Helping local school teachers deal immediately with problems
When many of the nation’s K-12 school systems transitioned to remote learning last spring, education professors in the College of Arts, Science & Education embraced the opportunity to help their students—all actively working teachers in local schools—through the adjustment. Associate Professor Patty Barbetta completely re-designed her courses to incorporate new resources and assignments relevant to remote teaching.
Beyond regular class, Barbetta scheduled several virtual meetings with her students so they could discuss their struggles and ideas. “They were going through rough times professionally and personally. I wanted them to know that if they had any questions or concerns, that I was there for them.”
Associate Teaching Professor Liana Gonzalez changed course assignments by asking her class (made up of mostly K-12 educators) to find online learning tools that are proven to help students with disabilities learn effectively, and to create a website featuring those resources for parents during the pandemic. These educators can now share this with parents of their students. “There are a lot of evidence-based practices of things that really work, free of charge,” Gonzalez says. And, she adds, parents need more support now than ever to make sure their students are learning.
Creating strong hospitality and journalism professionals
During her facilities management course, Associate Professor in the Chaplin School of Hospitality & Tourism Management Nancy Scanlon usually has her students develop an operating plan for managing a hotel or resort with emphasis on water, energy and waste management and attention to some of the 17 United Nations Sustainable Development Goals.

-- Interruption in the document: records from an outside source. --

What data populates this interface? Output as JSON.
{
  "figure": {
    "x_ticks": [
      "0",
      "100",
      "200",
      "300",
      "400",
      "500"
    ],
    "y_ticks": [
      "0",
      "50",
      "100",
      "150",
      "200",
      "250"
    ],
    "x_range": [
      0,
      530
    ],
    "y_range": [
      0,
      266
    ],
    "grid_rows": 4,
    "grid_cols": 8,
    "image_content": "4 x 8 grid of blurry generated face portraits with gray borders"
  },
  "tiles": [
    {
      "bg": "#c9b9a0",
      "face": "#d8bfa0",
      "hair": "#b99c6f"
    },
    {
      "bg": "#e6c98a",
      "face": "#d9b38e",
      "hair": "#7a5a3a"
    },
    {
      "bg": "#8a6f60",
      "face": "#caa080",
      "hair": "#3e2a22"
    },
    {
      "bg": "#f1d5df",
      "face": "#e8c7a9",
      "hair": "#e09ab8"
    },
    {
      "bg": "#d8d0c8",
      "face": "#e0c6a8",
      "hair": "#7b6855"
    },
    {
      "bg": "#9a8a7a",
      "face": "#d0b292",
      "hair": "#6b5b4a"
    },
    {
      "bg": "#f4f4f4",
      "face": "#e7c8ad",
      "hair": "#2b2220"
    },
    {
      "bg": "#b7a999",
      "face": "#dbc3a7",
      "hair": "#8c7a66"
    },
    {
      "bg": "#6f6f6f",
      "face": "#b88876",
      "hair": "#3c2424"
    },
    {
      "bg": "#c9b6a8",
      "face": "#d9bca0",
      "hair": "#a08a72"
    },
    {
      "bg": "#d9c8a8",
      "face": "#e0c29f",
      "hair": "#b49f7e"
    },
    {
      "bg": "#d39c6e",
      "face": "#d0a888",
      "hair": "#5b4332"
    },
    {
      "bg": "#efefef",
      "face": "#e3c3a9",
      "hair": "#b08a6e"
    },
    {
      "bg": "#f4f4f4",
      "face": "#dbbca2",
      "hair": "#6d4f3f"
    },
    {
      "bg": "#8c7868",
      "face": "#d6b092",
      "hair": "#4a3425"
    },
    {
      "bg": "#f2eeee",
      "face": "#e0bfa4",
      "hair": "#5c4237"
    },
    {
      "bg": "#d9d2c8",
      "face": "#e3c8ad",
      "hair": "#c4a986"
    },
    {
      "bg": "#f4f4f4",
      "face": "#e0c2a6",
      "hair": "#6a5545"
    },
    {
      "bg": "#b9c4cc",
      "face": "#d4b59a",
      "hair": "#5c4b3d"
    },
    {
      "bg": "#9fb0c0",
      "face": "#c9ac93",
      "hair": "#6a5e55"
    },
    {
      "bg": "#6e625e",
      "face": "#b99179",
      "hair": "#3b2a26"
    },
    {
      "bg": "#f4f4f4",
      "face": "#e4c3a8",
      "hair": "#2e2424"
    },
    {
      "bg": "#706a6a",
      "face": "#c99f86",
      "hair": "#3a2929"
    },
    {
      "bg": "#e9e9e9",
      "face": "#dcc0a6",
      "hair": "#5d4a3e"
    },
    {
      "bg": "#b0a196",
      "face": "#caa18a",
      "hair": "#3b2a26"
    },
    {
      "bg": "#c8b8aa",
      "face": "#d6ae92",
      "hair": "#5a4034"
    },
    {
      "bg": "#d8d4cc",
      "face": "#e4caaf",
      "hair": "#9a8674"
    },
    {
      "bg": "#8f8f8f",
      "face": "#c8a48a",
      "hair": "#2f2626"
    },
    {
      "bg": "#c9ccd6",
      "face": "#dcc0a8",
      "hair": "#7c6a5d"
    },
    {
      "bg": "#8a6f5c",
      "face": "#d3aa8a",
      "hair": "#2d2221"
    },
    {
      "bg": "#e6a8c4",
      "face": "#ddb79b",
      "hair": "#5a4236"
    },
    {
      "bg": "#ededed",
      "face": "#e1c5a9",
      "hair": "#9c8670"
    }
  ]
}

When the pandemic hit, she added CDC and Miami-Dade guidelines as well as those of the American Hotel and Lodging Association to the mix and asked students to develop a plan addressing disease prevention among the housekeeping and food service departments.
“To me, it’s really important that we give students the skills to excel in the workplace,” Scanlon says. “Employers ask, ‘You’ve graduated from college, what would you do about this problem?’ They’ll come with this knowledge and skill pack.”
Journalism + Media students are also sharpening their skills as reporters. Through a partnership with The Miami Herald, a group of students covered pandemic-related local news. Another group of students earned a Society of Professional Journalists’ award for their “Pandemic Profiles” project, featuring stories on 34 individuals across the globe who had been severely impacted by COVID-19.
“Faculty are teaching students how to create content from a distance and how to do this work during the pandemic,” says Brian Schriner, dean of the College of Communication, Architecture + the Arts (CARTA). He adds that this is one example of what CARTA has been doing for years: “We’ve made it a pillar of our program to constantly be in contact with the industry. Our curriculum is often in flux as we look at what the industry needs.”
Just what students want and need
How do students view all these course changes?
“This is exactly what universities should be doing,” says Ingrid Lopez, a junior who’s majoring in biology and education. During the summer, Lopez completed a biology lab course that had her virtually examining how SARS and COVID-19 mutated as it spread.
Lopez says the lab’s relevance during the current pandemic attracted her to the course. “It keeps students engaged and realizing that what we’re learning has real-world applications… it encourages us to try to find a solution, to see if in our own efforts we can help.”